But here's the odd part: husband and baby are never named. in the story. The baby (his name is Tiago, just turned three) may not have an opinion on the matter but what of the hubby, Erwin Schrott? Schrott is an opera singer himself; perhaps not quite as big a deal as Netrebko, but still a player in his own right. Ill Teatro Buce offered up a DVD of Schrott in Figaro a few weeks back: he's an agreeable singer and a wonderful actor--one of the most engagingly funny Figaros I've ever seen (Mrs. B. was dazzled at how different his Figaro was from his Don Giovanni, which she had seen--I did not--a while before).
There is a picture with the Times story of the three of them--Anna, Erwin, Tiago--together, but no cutline: it's pretty obvious this is the boy and this the man in her life, but no suggestion of who exactly.
An oversight? Mrs. B. thinks not: she's betting it was Erwin's decision--that he doesn't wan't to be identified merely as Anna's husband.
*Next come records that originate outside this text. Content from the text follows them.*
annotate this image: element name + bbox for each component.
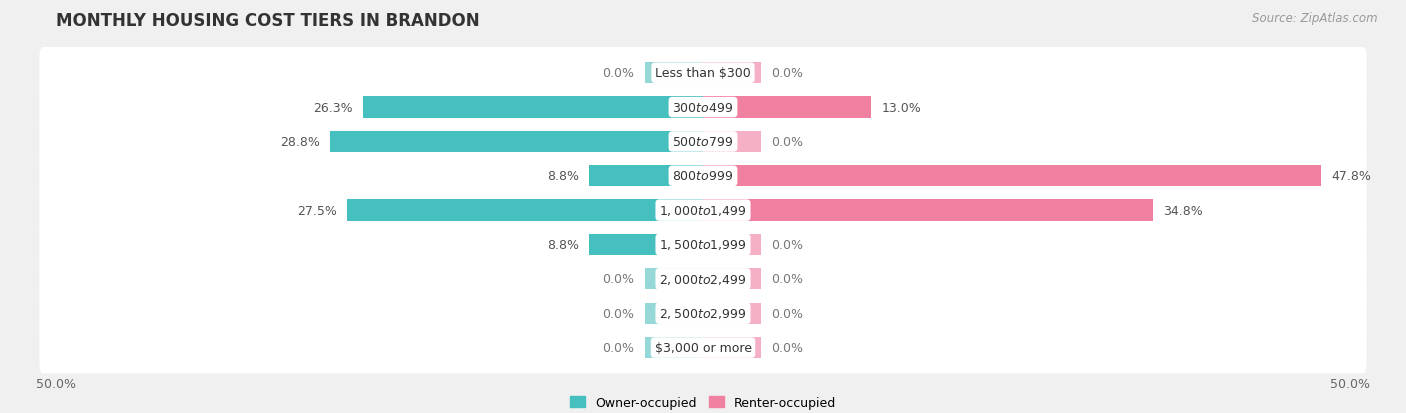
Bar bbox=[703, 268, 761, 290]
Text: 0.0%: 0.0% bbox=[602, 67, 634, 80]
Text: $2,000 to $2,499: $2,000 to $2,499 bbox=[659, 272, 747, 286]
Bar bbox=[703, 166, 1322, 187]
FancyBboxPatch shape bbox=[39, 116, 1367, 168]
Bar bbox=[589, 166, 703, 187]
FancyBboxPatch shape bbox=[39, 185, 1367, 236]
Text: $500 to $799: $500 to $799 bbox=[672, 135, 734, 149]
Bar bbox=[645, 63, 703, 84]
Bar bbox=[645, 303, 703, 324]
FancyBboxPatch shape bbox=[39, 254, 1367, 305]
Text: 13.0%: 13.0% bbox=[882, 101, 921, 114]
Bar bbox=[703, 97, 872, 119]
FancyBboxPatch shape bbox=[39, 82, 1367, 133]
Bar bbox=[703, 303, 761, 324]
Text: $1,000 to $1,499: $1,000 to $1,499 bbox=[659, 204, 747, 218]
Bar bbox=[645, 337, 703, 358]
Text: 0.0%: 0.0% bbox=[772, 238, 804, 252]
Bar bbox=[703, 200, 1153, 221]
Bar bbox=[703, 234, 761, 256]
Text: 8.8%: 8.8% bbox=[547, 170, 579, 183]
FancyBboxPatch shape bbox=[39, 151, 1367, 202]
Text: 0.0%: 0.0% bbox=[772, 307, 804, 320]
FancyBboxPatch shape bbox=[39, 219, 1367, 271]
Bar bbox=[645, 268, 703, 290]
Text: 0.0%: 0.0% bbox=[602, 307, 634, 320]
Text: 0.0%: 0.0% bbox=[602, 273, 634, 286]
Bar bbox=[703, 337, 761, 358]
Bar bbox=[330, 131, 703, 153]
Text: 0.0%: 0.0% bbox=[772, 135, 804, 149]
Text: 47.8%: 47.8% bbox=[1331, 170, 1371, 183]
Text: 0.0%: 0.0% bbox=[772, 67, 804, 80]
Legend: Owner-occupied, Renter-occupied: Owner-occupied, Renter-occupied bbox=[565, 391, 841, 413]
Text: Source: ZipAtlas.com: Source: ZipAtlas.com bbox=[1253, 12, 1378, 25]
Text: 28.8%: 28.8% bbox=[280, 135, 321, 149]
FancyBboxPatch shape bbox=[39, 322, 1367, 373]
Text: 8.8%: 8.8% bbox=[547, 238, 579, 252]
Bar bbox=[363, 97, 703, 119]
Text: 27.5%: 27.5% bbox=[297, 204, 337, 217]
Bar bbox=[703, 63, 761, 84]
Bar bbox=[703, 131, 761, 153]
Text: Less than $300: Less than $300 bbox=[655, 67, 751, 80]
Bar bbox=[347, 200, 703, 221]
Text: 34.8%: 34.8% bbox=[1164, 204, 1204, 217]
Text: $3,000 or more: $3,000 or more bbox=[655, 341, 751, 354]
Text: $1,500 to $1,999: $1,500 to $1,999 bbox=[659, 238, 747, 252]
FancyBboxPatch shape bbox=[39, 48, 1367, 99]
Text: $800 to $999: $800 to $999 bbox=[672, 170, 734, 183]
Bar bbox=[589, 234, 703, 256]
Text: $2,500 to $2,999: $2,500 to $2,999 bbox=[659, 306, 747, 320]
Text: 0.0%: 0.0% bbox=[772, 341, 804, 354]
Text: $300 to $499: $300 to $499 bbox=[672, 101, 734, 114]
Text: 0.0%: 0.0% bbox=[602, 341, 634, 354]
Text: 26.3%: 26.3% bbox=[312, 101, 353, 114]
FancyBboxPatch shape bbox=[39, 288, 1367, 339]
Text: MONTHLY HOUSING COST TIERS IN BRANDON: MONTHLY HOUSING COST TIERS IN BRANDON bbox=[56, 12, 479, 30]
Text: 0.0%: 0.0% bbox=[772, 273, 804, 286]
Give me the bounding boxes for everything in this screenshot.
Plausible, but wait--same story, same picture, in the online version; this time Schrott and Tiago do get named, albeit only in tiny print in a cutline (same picture). So, am I making a lot out of nothing? Leaving off the cutline was just an editorial error? Or was the error the other way round--was it putting in the cutline that was the mistake?
More Opera: Walter Russell Mead offers a partly ridiculous, partly charming, salute to the Met season here. Ridiculous in the degree to which it goes all harrumphy on us, as if he were the headmaster lecturing a troop of not-fully-civilized sixth formers. As to substance, I think he goes a bit overboard in his enthusiasm for Milan and Vienna but in general, I agree with just about every word he says (for added amusement, don't overlook the comment by WigWag who tweaks the nose of his Meadocity for some previous unkind remarks about Queens).